Gutenberg’den Önce Matbaanın Gelişimi
Tarihte matbaa ilk olarak Çin’de ortaya çıkmıştır. İlk baskı tekniği ahşap kalıplar üzerine kazınan yazı ve resimlerin kağıt veya kumaş üzerine basılması şeklindeydi. Bu teknikle Çin’de kitaplar basılıyordu. Bu tekniğin ilk olarak hangi dönemde çıktığı kesin olarak bilinmese de, Milattan son 1. veya 2. yüzyıllara dayandığı düşünülmektedir. Bu teknik ahşap kalıpların yanı sıra metal kalıplarla da uygulanıyordu.
Ayrı harflerle uygulanan matbaa tekniği Çin’de 11. yüzyılda bulundu. Bu baskı tekniğinde ayrı harf kalıplarını birleştirerek bir baskı kalıbı oluşturuluyordu. Böylece aynı harf kalıpları farklı sayfaların veya kitapların basımı için defalarca kullanılabiliyordu.

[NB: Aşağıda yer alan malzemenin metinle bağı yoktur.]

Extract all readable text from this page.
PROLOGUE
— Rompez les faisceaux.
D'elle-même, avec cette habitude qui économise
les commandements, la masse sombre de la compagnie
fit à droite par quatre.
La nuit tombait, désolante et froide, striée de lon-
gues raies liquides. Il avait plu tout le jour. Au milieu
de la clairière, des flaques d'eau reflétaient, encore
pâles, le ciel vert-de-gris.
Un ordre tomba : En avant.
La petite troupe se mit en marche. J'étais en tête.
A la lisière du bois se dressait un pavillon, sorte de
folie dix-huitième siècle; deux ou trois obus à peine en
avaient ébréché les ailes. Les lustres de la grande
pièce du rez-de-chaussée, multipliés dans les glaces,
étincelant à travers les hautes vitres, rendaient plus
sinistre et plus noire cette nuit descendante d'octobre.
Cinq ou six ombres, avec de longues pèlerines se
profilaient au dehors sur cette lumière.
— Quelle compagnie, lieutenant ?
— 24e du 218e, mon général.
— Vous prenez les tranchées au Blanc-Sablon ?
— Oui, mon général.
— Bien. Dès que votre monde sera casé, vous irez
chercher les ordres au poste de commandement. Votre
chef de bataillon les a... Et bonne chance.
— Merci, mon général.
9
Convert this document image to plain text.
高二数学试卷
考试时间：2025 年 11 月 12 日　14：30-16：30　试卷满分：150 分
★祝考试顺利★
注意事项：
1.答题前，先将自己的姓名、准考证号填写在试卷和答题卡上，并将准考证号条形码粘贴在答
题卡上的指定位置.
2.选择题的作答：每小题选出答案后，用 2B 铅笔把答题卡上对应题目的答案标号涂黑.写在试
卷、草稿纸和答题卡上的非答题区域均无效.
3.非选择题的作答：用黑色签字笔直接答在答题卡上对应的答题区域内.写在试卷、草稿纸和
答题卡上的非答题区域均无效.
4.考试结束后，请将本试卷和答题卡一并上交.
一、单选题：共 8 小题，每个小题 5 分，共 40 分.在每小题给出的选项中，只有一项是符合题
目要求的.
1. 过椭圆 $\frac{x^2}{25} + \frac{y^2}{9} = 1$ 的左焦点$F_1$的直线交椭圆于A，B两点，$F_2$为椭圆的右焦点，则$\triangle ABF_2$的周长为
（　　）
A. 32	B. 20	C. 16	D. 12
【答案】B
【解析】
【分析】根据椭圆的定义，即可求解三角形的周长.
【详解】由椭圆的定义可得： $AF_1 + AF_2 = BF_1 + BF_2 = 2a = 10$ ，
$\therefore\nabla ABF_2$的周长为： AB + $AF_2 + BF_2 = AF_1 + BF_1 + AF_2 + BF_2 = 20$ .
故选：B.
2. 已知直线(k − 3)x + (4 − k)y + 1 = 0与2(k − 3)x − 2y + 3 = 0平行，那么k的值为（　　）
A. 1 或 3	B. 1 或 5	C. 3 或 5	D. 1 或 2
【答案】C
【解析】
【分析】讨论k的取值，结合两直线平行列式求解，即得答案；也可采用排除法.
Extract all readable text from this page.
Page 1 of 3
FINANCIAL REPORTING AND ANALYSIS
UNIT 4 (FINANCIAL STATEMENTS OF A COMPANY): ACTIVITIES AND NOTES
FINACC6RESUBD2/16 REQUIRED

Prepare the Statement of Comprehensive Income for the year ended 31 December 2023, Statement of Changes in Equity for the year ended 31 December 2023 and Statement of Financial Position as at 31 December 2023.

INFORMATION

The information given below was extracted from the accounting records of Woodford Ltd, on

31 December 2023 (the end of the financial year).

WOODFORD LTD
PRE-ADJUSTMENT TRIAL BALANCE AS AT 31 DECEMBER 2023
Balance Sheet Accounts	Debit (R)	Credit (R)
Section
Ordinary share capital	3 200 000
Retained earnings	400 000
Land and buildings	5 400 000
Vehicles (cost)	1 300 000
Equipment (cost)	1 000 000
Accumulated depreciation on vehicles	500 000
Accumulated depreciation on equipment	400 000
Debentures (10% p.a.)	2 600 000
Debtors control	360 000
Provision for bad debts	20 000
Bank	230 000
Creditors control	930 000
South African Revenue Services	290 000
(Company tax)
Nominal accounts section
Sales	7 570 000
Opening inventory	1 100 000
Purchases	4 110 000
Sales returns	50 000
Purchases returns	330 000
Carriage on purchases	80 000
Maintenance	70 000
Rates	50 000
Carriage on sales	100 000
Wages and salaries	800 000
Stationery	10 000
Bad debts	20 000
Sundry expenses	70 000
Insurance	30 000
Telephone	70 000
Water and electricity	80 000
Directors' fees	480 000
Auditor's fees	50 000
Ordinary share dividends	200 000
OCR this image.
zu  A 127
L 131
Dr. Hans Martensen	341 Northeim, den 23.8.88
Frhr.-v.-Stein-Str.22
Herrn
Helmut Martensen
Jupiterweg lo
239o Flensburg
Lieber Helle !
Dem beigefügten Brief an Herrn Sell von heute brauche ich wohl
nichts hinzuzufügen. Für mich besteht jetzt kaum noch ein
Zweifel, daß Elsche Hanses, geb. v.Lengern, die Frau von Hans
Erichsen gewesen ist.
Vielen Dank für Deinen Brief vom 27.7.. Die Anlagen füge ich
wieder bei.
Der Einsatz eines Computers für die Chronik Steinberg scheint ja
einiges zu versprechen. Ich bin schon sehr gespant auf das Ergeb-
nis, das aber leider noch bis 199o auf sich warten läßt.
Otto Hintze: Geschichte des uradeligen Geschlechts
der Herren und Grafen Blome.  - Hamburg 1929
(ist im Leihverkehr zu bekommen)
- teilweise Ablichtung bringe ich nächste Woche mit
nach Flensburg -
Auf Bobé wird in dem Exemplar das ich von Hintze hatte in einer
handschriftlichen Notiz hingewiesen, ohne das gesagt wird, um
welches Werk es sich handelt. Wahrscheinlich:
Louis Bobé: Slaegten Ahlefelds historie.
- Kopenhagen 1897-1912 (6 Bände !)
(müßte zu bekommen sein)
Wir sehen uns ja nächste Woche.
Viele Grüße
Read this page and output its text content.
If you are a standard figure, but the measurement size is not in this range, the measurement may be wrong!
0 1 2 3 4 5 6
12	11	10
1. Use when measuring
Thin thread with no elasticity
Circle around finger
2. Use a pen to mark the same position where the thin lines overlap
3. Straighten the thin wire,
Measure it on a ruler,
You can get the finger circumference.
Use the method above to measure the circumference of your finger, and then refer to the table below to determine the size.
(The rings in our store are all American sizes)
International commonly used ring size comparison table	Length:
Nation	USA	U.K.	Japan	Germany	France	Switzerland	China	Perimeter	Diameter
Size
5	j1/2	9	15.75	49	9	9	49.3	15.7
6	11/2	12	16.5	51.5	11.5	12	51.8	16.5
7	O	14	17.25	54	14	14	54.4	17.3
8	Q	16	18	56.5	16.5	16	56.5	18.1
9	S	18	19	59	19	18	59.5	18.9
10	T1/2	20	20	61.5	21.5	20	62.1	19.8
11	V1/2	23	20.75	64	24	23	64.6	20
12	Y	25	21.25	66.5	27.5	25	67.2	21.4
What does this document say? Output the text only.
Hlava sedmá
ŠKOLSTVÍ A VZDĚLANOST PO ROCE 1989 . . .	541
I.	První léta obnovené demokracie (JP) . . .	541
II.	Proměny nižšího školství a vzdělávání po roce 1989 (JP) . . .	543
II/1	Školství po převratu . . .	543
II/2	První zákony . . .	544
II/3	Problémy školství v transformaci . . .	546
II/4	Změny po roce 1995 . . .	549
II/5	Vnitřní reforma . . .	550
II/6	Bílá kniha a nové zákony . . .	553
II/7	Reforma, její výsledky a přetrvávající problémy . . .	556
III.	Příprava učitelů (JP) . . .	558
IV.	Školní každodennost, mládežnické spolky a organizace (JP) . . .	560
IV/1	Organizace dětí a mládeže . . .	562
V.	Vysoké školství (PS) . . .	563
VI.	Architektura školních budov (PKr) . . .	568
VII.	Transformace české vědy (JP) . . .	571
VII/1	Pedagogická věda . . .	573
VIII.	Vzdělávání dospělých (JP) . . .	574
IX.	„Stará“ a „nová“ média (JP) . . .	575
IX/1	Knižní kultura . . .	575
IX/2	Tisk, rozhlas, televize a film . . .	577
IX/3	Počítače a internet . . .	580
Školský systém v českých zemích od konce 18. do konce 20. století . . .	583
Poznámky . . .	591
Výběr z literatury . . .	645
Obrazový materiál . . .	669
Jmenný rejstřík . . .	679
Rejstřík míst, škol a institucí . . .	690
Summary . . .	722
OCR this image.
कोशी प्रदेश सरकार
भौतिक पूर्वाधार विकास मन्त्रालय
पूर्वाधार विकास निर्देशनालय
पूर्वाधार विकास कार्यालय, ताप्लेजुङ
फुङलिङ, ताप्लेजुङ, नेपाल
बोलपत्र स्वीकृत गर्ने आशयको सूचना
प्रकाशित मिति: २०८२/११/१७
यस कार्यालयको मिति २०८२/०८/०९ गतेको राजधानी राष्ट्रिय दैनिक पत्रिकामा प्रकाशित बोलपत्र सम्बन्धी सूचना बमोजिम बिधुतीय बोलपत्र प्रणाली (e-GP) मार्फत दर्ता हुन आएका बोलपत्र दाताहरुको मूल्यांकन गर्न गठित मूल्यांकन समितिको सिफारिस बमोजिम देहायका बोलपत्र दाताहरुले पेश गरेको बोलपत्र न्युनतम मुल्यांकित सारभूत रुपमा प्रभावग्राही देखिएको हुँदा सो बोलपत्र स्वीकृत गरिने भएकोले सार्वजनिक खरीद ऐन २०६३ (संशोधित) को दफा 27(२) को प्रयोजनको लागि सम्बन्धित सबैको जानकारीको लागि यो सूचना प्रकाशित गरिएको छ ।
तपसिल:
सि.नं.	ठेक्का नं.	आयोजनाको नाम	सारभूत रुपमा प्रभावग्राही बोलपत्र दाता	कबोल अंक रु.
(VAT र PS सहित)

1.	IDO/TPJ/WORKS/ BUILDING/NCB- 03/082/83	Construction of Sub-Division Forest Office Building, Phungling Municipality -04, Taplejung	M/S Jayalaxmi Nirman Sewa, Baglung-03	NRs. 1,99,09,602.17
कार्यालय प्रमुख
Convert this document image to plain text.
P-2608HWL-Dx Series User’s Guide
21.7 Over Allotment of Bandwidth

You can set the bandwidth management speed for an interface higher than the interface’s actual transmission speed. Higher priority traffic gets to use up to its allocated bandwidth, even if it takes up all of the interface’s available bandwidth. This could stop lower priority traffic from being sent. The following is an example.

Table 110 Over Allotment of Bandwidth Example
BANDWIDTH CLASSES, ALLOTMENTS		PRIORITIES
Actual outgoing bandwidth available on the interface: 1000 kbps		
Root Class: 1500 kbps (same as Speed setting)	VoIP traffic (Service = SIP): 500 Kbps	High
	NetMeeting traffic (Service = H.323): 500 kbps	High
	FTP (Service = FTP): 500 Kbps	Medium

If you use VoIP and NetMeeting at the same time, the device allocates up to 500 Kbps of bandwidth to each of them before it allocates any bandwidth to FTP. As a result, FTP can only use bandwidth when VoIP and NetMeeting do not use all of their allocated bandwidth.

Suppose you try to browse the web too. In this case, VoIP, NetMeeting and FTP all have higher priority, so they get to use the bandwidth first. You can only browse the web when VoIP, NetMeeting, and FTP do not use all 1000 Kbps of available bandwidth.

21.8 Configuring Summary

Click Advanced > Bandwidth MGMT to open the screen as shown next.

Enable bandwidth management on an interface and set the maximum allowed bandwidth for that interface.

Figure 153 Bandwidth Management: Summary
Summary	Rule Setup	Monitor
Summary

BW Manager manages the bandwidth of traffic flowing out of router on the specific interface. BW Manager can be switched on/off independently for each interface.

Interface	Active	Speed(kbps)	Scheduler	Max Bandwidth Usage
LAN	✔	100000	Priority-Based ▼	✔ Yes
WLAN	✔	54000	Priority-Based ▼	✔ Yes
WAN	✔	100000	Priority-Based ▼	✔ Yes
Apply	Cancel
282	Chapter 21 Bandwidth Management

Ayrı harflerle uygulanan matbaayı bulan kişi Bi Sheng isimli Çinli bir mucittir. Bi Sheng 1040’lı yıllarda bu tekniği geliştirmiştir. Bi Sheng pişirilmiş kil topraktan yapılan harfler kullanmıştır. daha sonra Çin, Kore ve Japonya gibi ülkelerde ahşap ve metalden yapılan harfler de kullanılmıştır.
Matbaa, Çin’den önce Kore ve Japonya gibi Doğu Asya ülkelerine, daha sonra Orta Asya, İslam dünyası ve Avrupa’ya yayıldı. Ancak İslam dünyası ve Avrupa’da ahşap bloklarla yapılan baskı tekniği biliniyordu. Ayrı harflerle yapılan baskı tekniği ise İslam dünyası ve Avrupa’ya geçmedi.
Gütenberg’in matbaasından önceki dönemde Avrupa’da kitap üretiminde baskı tekniğinin kullanılması çok sınırlı kaldı. Kitaplar daha çok elle çoğaltılıyordu. Ahşap bloklarla yapılan baskı tekniği dini resimler veya oyun kartları gibi ürünlerin üretiminde kullanılıyordu. Bu teknikle kitap basımı yapılsa da yaygın değildi. Üretilen kitapların baskı kalitesi de pek iyi değildi.
Johannes Gutenberg’in Hayat Hikayesi
Johannes Gutenberg günümüzde Almanya’da bulunan Mainz şehrinde 1400 yılı civarında doğmuştur. Doğum yılı kesin olarak bilinmemektedir. 1468 yılında yine Mainz şehrinde hayatını kaybetmiştir.
Gutenberg zengin bir aileye mensuptu. Çocukluk ve ilk gençlik yıllarına dair bilinenler azdır. Ailesiyle birlikte 1430’lu yıllarda Strazburg’a yerleşti. Kuyumculukla uğraştı. Özellikle metal alaşımlarının hazırlanması ve dökümü konularında ustalaştı. Bu alandaki yetenekleri matbaa tekniğini geliştirmesinde önemli bir rol oynamıştır.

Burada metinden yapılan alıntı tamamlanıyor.